L'idée la répugnait pour la première fois de sa vie. Non pas qu'étriper un parfait inconnu la dérangeait, loin de là. Simplement le fait de partager son gibier avec les ravisseurs d'Axelle.

De devoir agir sous la contrainte de quelqu'un d'autre atténuait ses instincts de chasseuse et la laissait gracier un à un chaque homme amené à croiser ses pas.

Ceux-ci la dévisageaient longuement en passant auprès d'elle. Habilement, la jeune femme faisait semblant de ne pas s'en apercevoir.

Exceptés les clients du club - elle eut un frisson à l'évocation de cette sombre période de sa vie, néanmoins bien plus claire que l'existence de Scarlet Cheetah avant et après sa rencontre avec Kaël Kagel - elle avait pour habitude de laisser l'un de ces inconnus de sexe masculin tenter de lui faire du mal avant de le faire taire pour toujours.
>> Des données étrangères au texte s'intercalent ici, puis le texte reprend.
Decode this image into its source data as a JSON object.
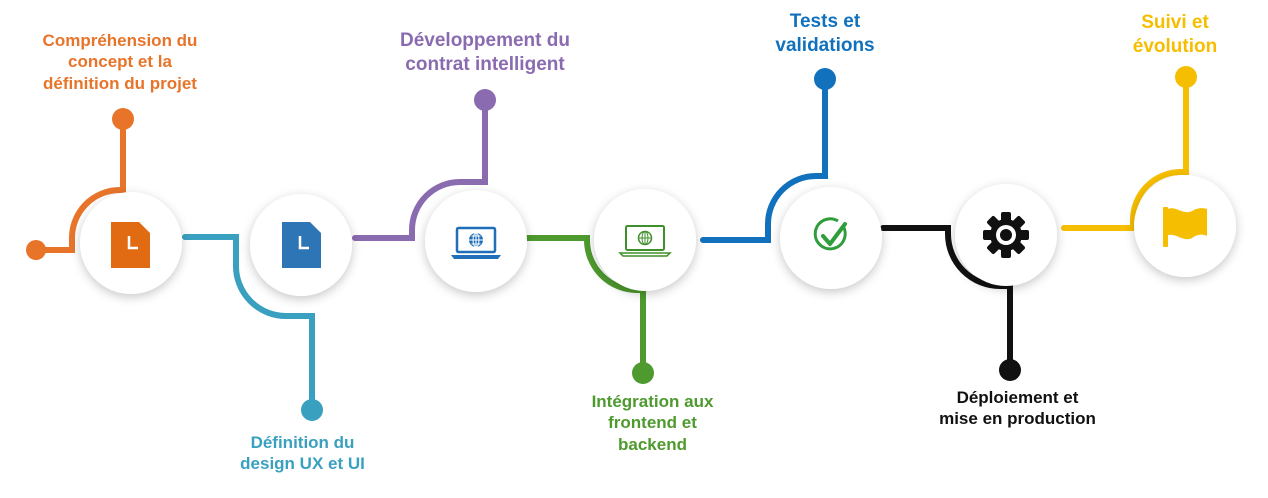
{
  "steps": [
    {
      "label": "Compréhension du\nconcept et la\ndéfinition du projet",
      "color": "#E8742A",
      "icon": "document-icon"
    },
    {
      "label": "Définition du\ndesign UX et UI",
      "color": "#3AA0C0",
      "icon": "document-icon"
    },
    {
      "label": "Développement du\ncontrat intelligent",
      "color": "#8A6BB0",
      "icon": "laptop-globe-icon"
    },
    {
      "label": "Intégration aux\nfrontend et\nbackend",
      "color": "#4E9A2E",
      "icon": "laptop-globe-icon"
    },
    {
      "label": "Tests et\nvalidations",
      "color": "#1271BC",
      "icon": "check-circle-icon"
    },
    {
      "label": "Déploiement et\nmise en production",
      "color": "#111111",
      "icon": "gear-icon"
    },
    {
      "label": "Suivi et\névolution",
      "color": "#F6BE00",
      "icon": "flag-icon"
    }
  ]
}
Tuer un innocent ne la répugnait pas à cent pour cent - il fallait bien qu'elle mange - mais à choisir entre un simple passant et un potentiel violeur... Déa faisait systématiquement en sorte d'avoir à tuer une personne appartenant à cette seconde catégorie.

Les mains vides, ne sachant même plus où ses affaires se trouvaient, elle se fit la réflexion qu'avec un peu de chance, sa prochaine proie aurait sur elle de quoi subvenir à ses besoins matériels.

Sinon, elle entrerait par effraction dans une chambre d'hôtel, ou bien un appartement ou une maison et s'arrangerait alors pour se doucher, se laver les dents, s'habiller... Pour l'heure, elle était dans l'obligation de se faire violence.

Il était hors de question qu'Axelle la quitte, d'autant plus pour une raison aussi stupide. En plus à cause d'ogres ou de zombies, ces êtres inférieurs visiblement incapables de chasser efficacement par eux-mêmes.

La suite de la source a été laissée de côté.